I have all my oxides and ultramarines pre-mixed in a tiny bit of glycerin in tiny babyfood jars.  I just give it a good stir, after warming it (the jar) it a bit and that works for the most part.  I've had chromium oxide (teal) and ultramarine pink STILL leave oodles of flecks....


----------



## cwarren (Nov 5, 2010)

[As for the measurements not making a difference, I calculated what difference it would make to my recipe if I changed the oils by one once in either direction. It was significant for a 2 pound batch.

Thank again, though, for the input![/quote]

_dont add other oil (( once you have measured  all your oils for soap, use a tsp of that ))_


----------



## glenolam (Nov 5, 2010)

FWIW - I currently only have 2 colors that I ordered from Soap Crafters and every time I have used them I ended up with color spots.  I have tried mixing a teeny tiny bit o oil (usually olive) with the colorant and mixing it up really well, then pouring some "batter" in at trace and either using that portion as a swirl or pouring it back in the bowl to color the whole batch & no difference was made.  I've also tried mixing the powder with the batter itself & no luck either.

I have the POP sampler prolly in my mail box right now, so I'm anxiously waiting to get them and use them since I've heard such great things!  Hopefully my color spots will go away!


----------



## SudsyKat (Nov 5, 2010)

Wow - lots of great info. Thanks again. TessV - I get what you're saying - a REALLY small amount. I'll give it a shot. I like the idea of premixed with glycerin, too. Although, I have not added glycerin to my soap before. I suppose a tiny amount wouldn't make much of a difference, if any. Taking out a small portion of the oils already calculated into the recipe is a good idea as well. 
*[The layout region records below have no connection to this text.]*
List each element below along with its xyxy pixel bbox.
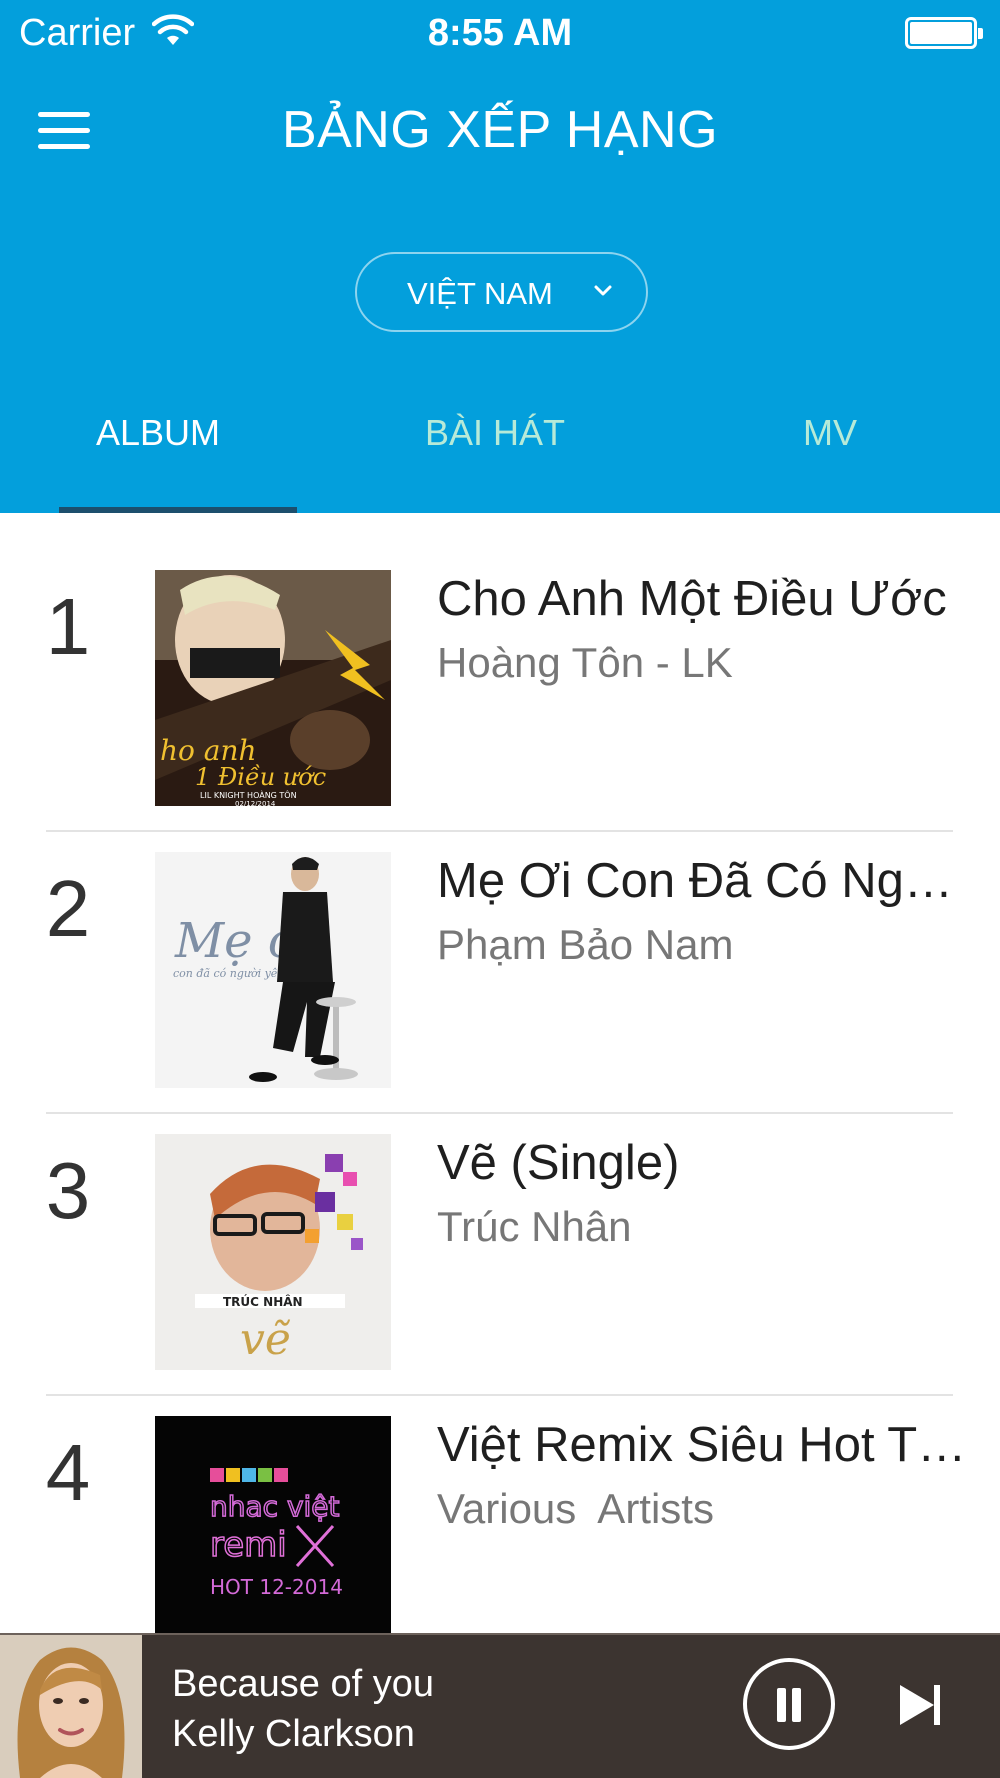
svg-text:nhac việt: nhac việt [210,1490,340,1523]
status-time: 8:55 AM [427,12,573,54]
now-playing-artist: Kelly Clarkson [172,1713,415,1755]
now-playing-artwork [0,1635,142,1778]
page-title: BẢNG XẾP HẠNG [281,101,719,159]
now-playing-title: Because of you [172,1663,434,1705]
pause-icon-bar [792,1688,801,1722]
album-row-2[interactable]: 2 Mẹ ơi con đã có người yêu Mẹ Ơi Con Đã… [0,795,1000,1114]
album-artist: Hoàng Tôn - LK [437,639,733,686]
battery-icon [905,17,983,49]
tab-mv[interactable]: MV [803,412,857,454]
album-title: Việt Remix Siêu Hot Tháng 12 [437,1418,993,1472]
album-row-3[interactable]: 3 TRÚC NHÂN vẽ Vẽ (Single) Trúc Nhân [0,1077,1000,1396]
album-row-1[interactable]: 1 ho anh 1 Điều ước LIL KNIGHT HOÀNG TÔN… [0,513,1000,832]
svg-text:HOT 12-2014: HOT 12-2014 [210,1575,343,1599]
album-title: Cho Anh Một Điều Ước [437,572,947,626]
svg-text:vẽ: vẽ [240,1314,291,1365]
tab-bai-hat[interactable]: BÀI HÁT [425,412,565,454]
album-title: Mẹ Ơi Con Đã Có Người Yêu [437,854,985,908]
svg-text:TRÚC NHÂN: TRÚC NHÂN [223,1294,303,1309]
rank-number: 3 [45,1146,91,1235]
chevron-down-icon [594,285,612,296]
album-row-4[interactable]: 4 nhac việt remi HOT 12-2014 Việt Remix … [0,1359,1000,1633]
pause-button[interactable] [743,1658,835,1750]
region-dropdown[interactable]: VIỆT NAM [355,252,648,332]
header: Carrier 8:55 AM BẢNG XẾP HẠNG VIỆT NAM A… [0,0,1000,513]
svg-text:remi: remi [210,1525,287,1565]
album-artist: Various Artists [437,1485,714,1532]
rank-number: 4 [45,1428,91,1517]
album-list: 1 ho anh 1 Điều ước LIL KNIGHT HOÀNG TÔN… [0,513,1000,1633]
rank-number: 1 [45,582,91,671]
album-title: Vẽ (Single) [437,1136,680,1190]
album-cover: TRÚC NHÂN vẽ [155,1134,391,1370]
album-artist: Trúc Nhân [437,1203,632,1250]
skip-next-icon[interactable] [896,1679,946,1731]
album-artist: Phạm Bảo Nam [437,921,734,968]
album-cover: nhac việt remi HOT 12-2014 [155,1416,391,1633]
status-bar: Carrier 8:55 AM [0,0,1000,68]
tab-album[interactable]: ALBUM [96,412,220,454]
mini-player[interactable]: Because of you Kelly Clarkson [0,1633,1000,1778]
svg-text:con đã có người yêu: con đã có người yêu [173,967,284,980]
region-label: VIỆT NAM [407,276,553,311]
pause-icon [777,1688,786,1722]
rank-number: 2 [45,864,91,953]
album-cover: ho anh 1 Điều ước LIL KNIGHT HOÀNG TÔN 0… [155,570,391,806]
svg-text:1 Điều ước: 1 Điều ước [195,763,326,791]
album-cover: Mẹ ơi con đã có người yêu [155,852,391,1088]
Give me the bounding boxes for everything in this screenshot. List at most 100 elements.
I'm making 4 batches of really fun artsy soap this weekend - we're talking swirls, glitter, yummy smells, etc. Thanks for the help!


----------



## heyjude (Nov 5, 2010)

If you premix with glycerin how do you know that you're not going over the 1 tsp. ppo  that many recommend to avoid  colored suds?

Do you use a 1:1 ratio of pigment/glycerin? And what if you wanted a lighter color?


----------



## dubnica (Nov 5, 2010)

TessV said:
			
		

> Think tinier, I mix oxides with about a teaspoon of oils in a little plastic portion cup, then they go into the batter.



That is what I do.  Sometimes I use glycerin intead of oils, it seem to me that it works better.  I never have specks.  I love ultramarines/oxides.


----------



## SudsyKat (Nov 8, 2010)

*UPDATE*

Well - I made a few batches this weekend and used the glycerin method (mixed mica with glycerin just prior to mixing with soap mixture). It worked like a charm. I used very little glycerin. No spots. Thanks so much for the advice!  

I'm thinking I'll try that with my clay as well (for when I want to have a swirl colored with clay). When I do a solid color, I can just dissolve the clay in the oils, but for a swirl, the glycerin might be a good solution.


----------